Screening And Metabolic Optimization Of Corynebacterium Glutamicum For L-isoleucine Production

C.glutamicum LD320 is an L-isoleucine producing strain obtained by multiple of random mutagenesis, therefore,it is very difficult to further improve the yield of L-isoleucine in this strain by random mutagenesis. In this work, metabonomics technology and proteomic analysis were employed to reveal the L-isoleucine production mechanism in C.glutamicum LD320, and metabolic engineering strategies were employed to further increase its L-isoleucine production level.
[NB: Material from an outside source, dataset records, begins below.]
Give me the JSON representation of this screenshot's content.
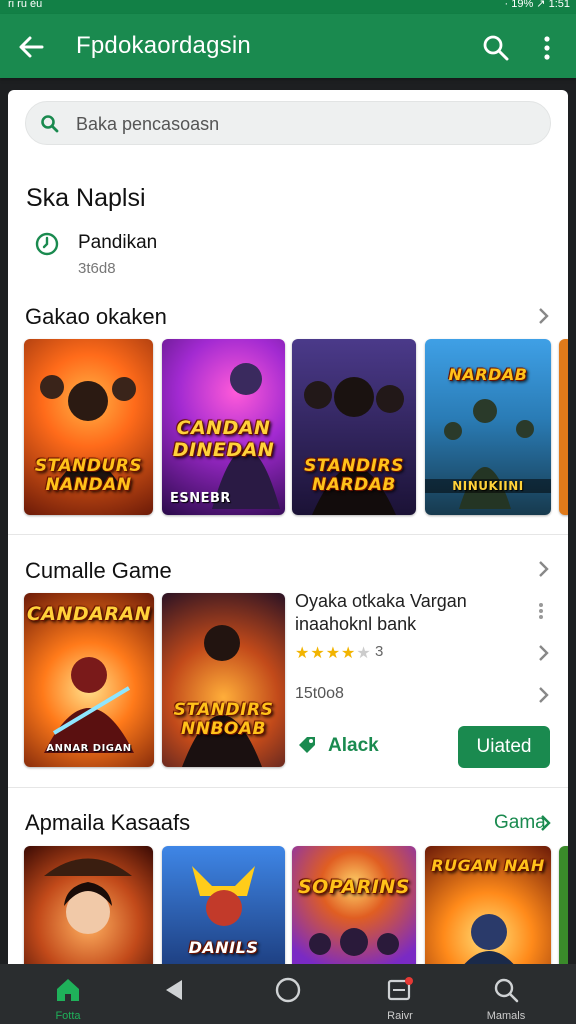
{
  "status_bar": {
    "left": "ri ru èu",
    "right": "· 19% ↗ 1:51"
  },
  "app_bar": {
    "title": "Fpdokaordagsin"
  },
  "search": {
    "placeholder": "Baka pencasoasn"
  },
  "recommended": {
    "title": "Ska Naplsi",
    "item_name": "Pandikan",
    "item_sub": "3t6d8"
  },
  "section1": {
    "title": "Gakao okaken",
    "tiles": [
      {
        "caption": "STANDURS NANDAN",
        "colors": [
          "#ff8a1c",
          "#7a1a08"
        ]
      },
      {
        "caption": "CANDAN DINEDAN",
        "footer": "ESNEBR",
        "colors": [
          "#b02ad1",
          "#3a0c5a"
        ]
      },
      {
        "caption": "STANDIRS NARDAB",
        "colors": [
          "#3b2a6e",
          "#13102a"
        ]
      },
      {
        "caption": "NARDAB",
        "footer": "NINUKIINI",
        "colors": [
          "#2f8fd6",
          "#0f3b5a"
        ]
      }
    ]
  },
  "section2": {
    "title": "Cumalle Game",
    "game_name": "Oyaka otkaka Vargan inaahoknl bank",
    "rating_value": "3",
    "downloads": "15t0o8",
    "tag": "Alack",
    "button": "Uiated",
    "tiles": [
      {
        "caption": "CANDARAN",
        "footer": "ANNAR DIGAN",
        "colors": [
          "#ff7a1a",
          "#7a2a0a"
        ]
      },
      {
        "caption": "STANDIRS NNBOAB",
        "colors": [
          "#4b2050",
          "#d95a17"
        ]
      }
    ]
  },
  "section3": {
    "title": "Apmaila Kasaafs",
    "link": "Gama",
    "tiles": [
      {
        "caption": "",
        "colors": [
          "#e0641c",
          "#5a1208"
        ]
      },
      {
        "caption": "DANILS",
        "colors": [
          "#2a64c8",
          "#0b1f4a"
        ]
      },
      {
        "caption": "SOPARINS",
        "colors": [
          "#8d2ec4",
          "#e05e22"
        ]
      },
      {
        "caption": "RUGAN NAH",
        "colors": [
          "#ff9d1f",
          "#7a2a0a"
        ]
      }
    ]
  },
  "nav": {
    "items": [
      {
        "label": "Fotta"
      },
      {
        "label": ""
      },
      {
        "label": ""
      },
      {
        "label": "Raivr"
      },
      {
        "label": "Mamals"
      }
    ]
  },
  "colors": {
    "brand": "#1a8a4f",
    "star": "#f2b400",
    "badge": "#e53935"
  }
}
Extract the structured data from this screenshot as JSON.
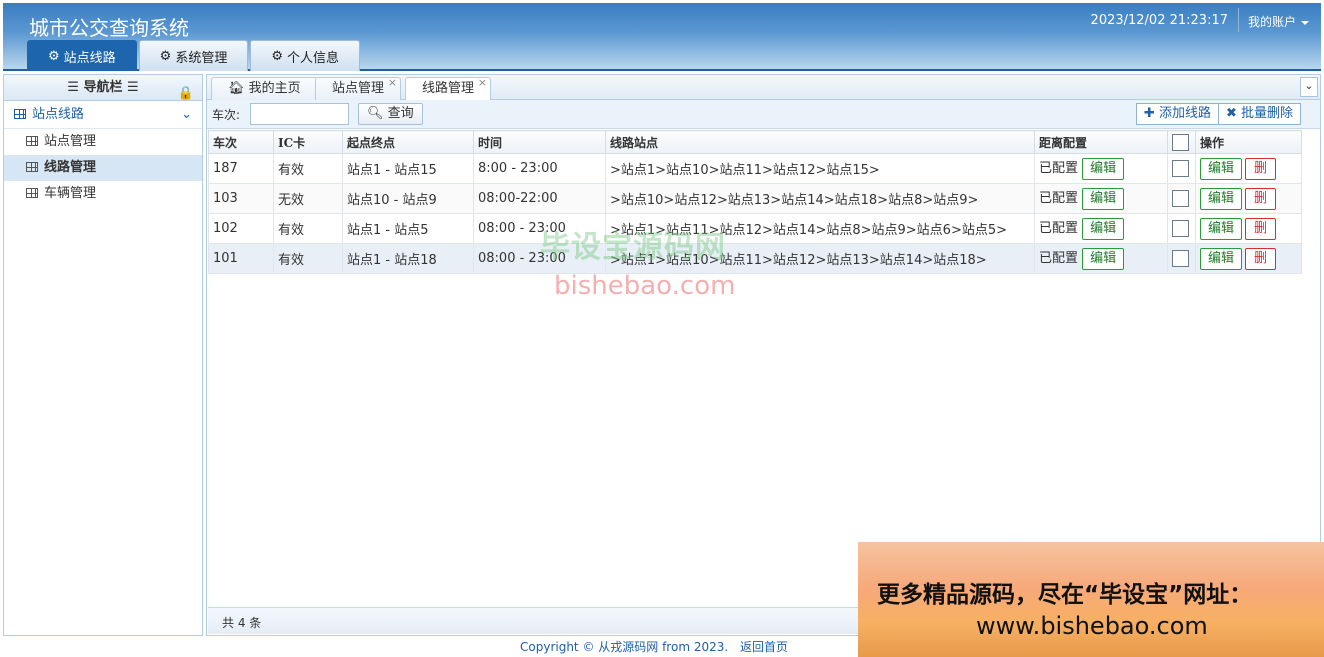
{
  "header": {
    "title": "城市公交查询系统",
    "datetime": "2023/12/02 21:23:17",
    "account": "我的账户",
    "tabs": [
      {
        "label": "站点线路",
        "icon": "gear-icon"
      },
      {
        "label": "系统管理",
        "icon": "gear-icon"
      },
      {
        "label": "个人信息",
        "icon": "gear-icon"
      }
    ]
  },
  "sidebar": {
    "title": "导航栏",
    "group": "站点线路",
    "items": [
      {
        "label": "站点管理"
      },
      {
        "label": "线路管理"
      },
      {
        "label": "车辆管理"
      }
    ]
  },
  "content_tabs": [
    {
      "label": "我的主页"
    },
    {
      "label": "站点管理"
    },
    {
      "label": "线路管理"
    }
  ],
  "toolbar": {
    "search_label": "车次:",
    "search_button": "查询",
    "add_button": "添加线路",
    "batch_delete_button": "批量删除"
  },
  "table": {
    "headers": [
      "车次",
      "IC卡",
      "起点终点",
      "时间",
      "线路站点",
      "距离配置",
      "操作"
    ],
    "rows": [
      {
        "no": "187",
        "ic": "有效",
        "ends": "站点1 - 站点15",
        "time": "8:00 - 23:00",
        "stops": ">站点1>站点10>站点11>站点12>站点15>",
        "dist": "已配置"
      },
      {
        "no": "103",
        "ic": "无效",
        "ends": "站点10 - 站点9",
        "time": "08:00-22:00",
        "stops": ">站点10>站点12>站点13>站点14>站点18>站点8>站点9>",
        "dist": "已配置"
      },
      {
        "no": "102",
        "ic": "有效",
        "ends": "站点1 - 站点5",
        "time": "08:00 - 23:00",
        "stops": ">站点1>站点11>站点12>站点14>站点8>站点9>站点6>站点5>",
        "dist": "已配置"
      },
      {
        "no": "101",
        "ic": "有效",
        "ends": "站点1 - 站点18",
        "time": "08:00 - 23:00",
        "stops": ">站点1>站点10>站点11>站点12>站点13>站点14>站点18>",
        "dist": "已配置"
      }
    ],
    "edit_label": "编辑",
    "delete_label": "删"
  },
  "footer": {
    "total": "共 4 条",
    "copyright": "Copyright © 从戎源码网 from 2023.",
    "home_link": "返回首页"
  },
  "watermark": {
    "line1": "毕设宝源码网",
    "line2": "bishebao.com"
  },
  "ad": {
    "line1": "更多精品源码，尽在“毕设宝”网址：",
    "line2": "www.bishebao.com"
  }
}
The main results are listed below:(1) Through overexpressing the wild type and the mutant type of key enzymes from L-isoleucine synthetic ways in the C.glutamicum LD320 found that the mutant threonine dehydratase(TD1) and acetohydroxy acid synthase(AHAS1) could increase more yield of L-isoleucine.(2) The TD1 not only showed completely resistance to L-isoleucine inhibition, but also showed enhanced activity. The AHAS1 showed more resistance to L-isoleucine inhibition than the wild type. Co-expression of the TD1 and AHAS1 in C.glutamicum LD320 led to increase of L-isoleucine production. In shaking flask tests, LD320/pXMJ19-ilvBN1-ilvA1 produced L-isoleucine 4.55 g/L, which was increased by 29% than the control strain.(3) Overexpressing the mutant type brnFE operon in C.glutamicum LD320 could improve L-isoleucine secretion and increase L-isoleucine productivity obviously. In shaking flask tests, LD320/pXMJ19-brnFE1 produced L-isoleucine 4.44 g/L, which was increased 21% than the control strain.(4) To further increase the L-isoleucine production level, the mutant typy ilvA1 、ilvBN1 and brnFE1 were Co-expressed in C.glutamicum LD320. In shaking flask tests, LD320/pXMJ19-ilvBN1-ilvA1-brnFE1 produced L-isoleucine 5.17 g/L, which was increased by 41.3% than the control strain.(5) Optimized the medium of LD320/pXMJ19-ilvBN1-ilvA1-brnFE1 for L-isoleucine fermentation, based on the level of shake flask. The optimal concentration of biotin was 0.5 mg/L. The optimal precursor was threonine and its optimal concentrations was 1 g/L. The surfactant of Tween-80 played a key role in cell growth and L-isoleucine production.The suitable concertration of Tween-80 was 0.5 g/L with adding it at 16 h.(6) LD320/pXMJ19-ilvBN1-ilvA1-brnFE1 was investigated in a 7 L fermentor with an combination of the above optimization conditions. The concentration of L-isoleucine increased from 18.53 g/L to 25.45 g/L, which was increased by 37% than the control strain.